Jesus, The CIA, My Father and Me a Memoir of Sorts: A Book Review

Hold on for an emotional ride!!!  Ian Cron’s Jesus, The Cia, My Father and Me:  A Memoir of Sorts honors his life journey.  It takes readers back to the time of his childhood in the 1960s with vivid detail.  We journey with him through his adolescence and on into adulthood, all the while his graceful and humorous prose belies the painful and uncomfortable journey the reader is travelling with him.

Jesus lies between the lines.  This is not a story of “born-again, no-book-but-the-Bible, Jesus brought me salvation.” It is about the comfort and reliability of formal religious rituals.   Nothing in the title prepares the reader for the brutally raw stories of life as the child of an abusive alcoholic father.  There is enough humor at the outset to see his father as a cartoon-like caricature.  Is his father really a spy for the CIA?  Or is this the delusional thinking of his alcoholic father or even the delusional thinking of a boy who desperately needs to believe something good about this man.

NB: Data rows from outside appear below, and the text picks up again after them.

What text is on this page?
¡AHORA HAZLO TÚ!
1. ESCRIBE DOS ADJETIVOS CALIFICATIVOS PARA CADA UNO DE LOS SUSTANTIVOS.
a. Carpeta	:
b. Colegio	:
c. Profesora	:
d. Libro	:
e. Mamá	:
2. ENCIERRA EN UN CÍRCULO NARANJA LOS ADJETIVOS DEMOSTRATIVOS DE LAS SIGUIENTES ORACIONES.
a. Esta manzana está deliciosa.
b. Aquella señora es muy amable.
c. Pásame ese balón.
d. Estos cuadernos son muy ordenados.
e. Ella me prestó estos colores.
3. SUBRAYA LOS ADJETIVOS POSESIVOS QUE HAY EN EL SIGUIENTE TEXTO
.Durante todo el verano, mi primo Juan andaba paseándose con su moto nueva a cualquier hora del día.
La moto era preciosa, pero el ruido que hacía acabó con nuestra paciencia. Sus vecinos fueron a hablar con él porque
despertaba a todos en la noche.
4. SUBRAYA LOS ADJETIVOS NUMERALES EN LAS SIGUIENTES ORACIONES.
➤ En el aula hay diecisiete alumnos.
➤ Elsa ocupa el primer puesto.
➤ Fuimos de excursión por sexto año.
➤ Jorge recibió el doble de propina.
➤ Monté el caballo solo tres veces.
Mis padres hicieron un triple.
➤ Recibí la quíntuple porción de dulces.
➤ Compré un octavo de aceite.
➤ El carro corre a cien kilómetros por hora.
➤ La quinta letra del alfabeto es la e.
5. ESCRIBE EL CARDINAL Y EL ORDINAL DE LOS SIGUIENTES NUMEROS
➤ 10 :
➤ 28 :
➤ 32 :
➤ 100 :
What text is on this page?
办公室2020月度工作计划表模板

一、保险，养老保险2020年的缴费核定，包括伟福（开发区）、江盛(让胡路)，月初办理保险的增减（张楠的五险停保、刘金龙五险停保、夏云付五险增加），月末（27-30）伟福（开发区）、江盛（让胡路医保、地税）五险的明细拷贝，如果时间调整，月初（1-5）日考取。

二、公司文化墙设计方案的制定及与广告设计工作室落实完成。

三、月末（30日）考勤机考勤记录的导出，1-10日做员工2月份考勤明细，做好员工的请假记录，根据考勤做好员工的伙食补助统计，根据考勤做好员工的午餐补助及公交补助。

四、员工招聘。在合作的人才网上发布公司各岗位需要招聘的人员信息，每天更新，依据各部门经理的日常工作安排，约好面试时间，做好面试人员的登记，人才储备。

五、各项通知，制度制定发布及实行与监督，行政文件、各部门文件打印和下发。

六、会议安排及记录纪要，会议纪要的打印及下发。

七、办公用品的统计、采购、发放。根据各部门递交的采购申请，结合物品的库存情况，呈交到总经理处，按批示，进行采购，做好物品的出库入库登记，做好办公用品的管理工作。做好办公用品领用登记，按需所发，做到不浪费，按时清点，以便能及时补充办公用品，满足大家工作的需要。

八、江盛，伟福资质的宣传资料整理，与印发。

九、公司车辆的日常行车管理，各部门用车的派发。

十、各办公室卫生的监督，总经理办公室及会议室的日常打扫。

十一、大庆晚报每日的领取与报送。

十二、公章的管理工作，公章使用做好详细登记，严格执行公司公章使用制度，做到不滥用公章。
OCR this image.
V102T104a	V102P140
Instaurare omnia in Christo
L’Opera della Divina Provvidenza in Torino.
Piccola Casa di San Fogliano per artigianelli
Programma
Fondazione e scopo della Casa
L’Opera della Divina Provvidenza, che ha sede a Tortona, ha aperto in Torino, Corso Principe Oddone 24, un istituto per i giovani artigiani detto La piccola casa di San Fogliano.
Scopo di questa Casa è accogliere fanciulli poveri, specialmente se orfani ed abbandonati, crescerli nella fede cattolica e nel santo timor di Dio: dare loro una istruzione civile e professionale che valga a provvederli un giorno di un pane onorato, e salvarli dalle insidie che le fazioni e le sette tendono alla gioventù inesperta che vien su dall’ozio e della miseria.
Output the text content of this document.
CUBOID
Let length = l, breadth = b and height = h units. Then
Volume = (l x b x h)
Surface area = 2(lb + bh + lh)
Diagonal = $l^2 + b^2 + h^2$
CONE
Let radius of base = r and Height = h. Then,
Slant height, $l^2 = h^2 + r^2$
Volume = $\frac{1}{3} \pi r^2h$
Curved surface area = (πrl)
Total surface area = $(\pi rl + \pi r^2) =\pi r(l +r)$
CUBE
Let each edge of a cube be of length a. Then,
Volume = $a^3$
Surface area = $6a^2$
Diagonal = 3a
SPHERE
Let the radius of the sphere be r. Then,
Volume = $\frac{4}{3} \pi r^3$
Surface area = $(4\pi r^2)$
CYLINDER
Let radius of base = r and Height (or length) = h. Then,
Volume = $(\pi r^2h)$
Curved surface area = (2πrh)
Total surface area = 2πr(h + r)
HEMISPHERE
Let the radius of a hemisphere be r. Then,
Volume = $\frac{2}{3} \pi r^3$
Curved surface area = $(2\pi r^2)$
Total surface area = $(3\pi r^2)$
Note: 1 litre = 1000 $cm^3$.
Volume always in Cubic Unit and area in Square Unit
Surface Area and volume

This is a story of the sacred and the profane.  Cron finds both wonder and comfort in the rituals of the Catholic Church, of his youth, especially through the Holy Communion.  Rich with detail and elegant prose, his descriptions of the Catholic rites and rituals of his childhood will recall the reader’s religious rites of passage regardless of denomination.  At home he faces the danger and unpredictability of an alcoholic father.  This chaos at home created a powerful need for the consistency which the church provided.  No matter where he might wander, the author always returned to the church.  Cron’s journey from childhood disappointments to adolescent drinking binges and getting high to become numb is likely to trigger powerful emotions. 

The most difficult part of this book to read for this reviewer is the period of his life when he starts to breakdown.  The vivid descriptions of the onset of panic attacks and depression – his destructive attempts to control the emotional disintegration with increasing amounts of alcohol – the people who help him to help himself.  There is a moment in this story that stopped me in my tracks – gut-wrenching truth – As Cron is finishing up a session with a psychologist he asks, “What is happening to me?”  The psychologist thoughtfully replies, “You’re waking up.”

Cron honors the story of his life in Jesus, The CIA, My Father and Me.  He honors the boy he was in all his beauty, innocence, and confusion.  He honors his youthful attempts to grow up, his years of juggling identities – the drinker and the altar boy.  And he honors the man who overwhelmed by his history has the courage to seek help and come out successfully on the other side.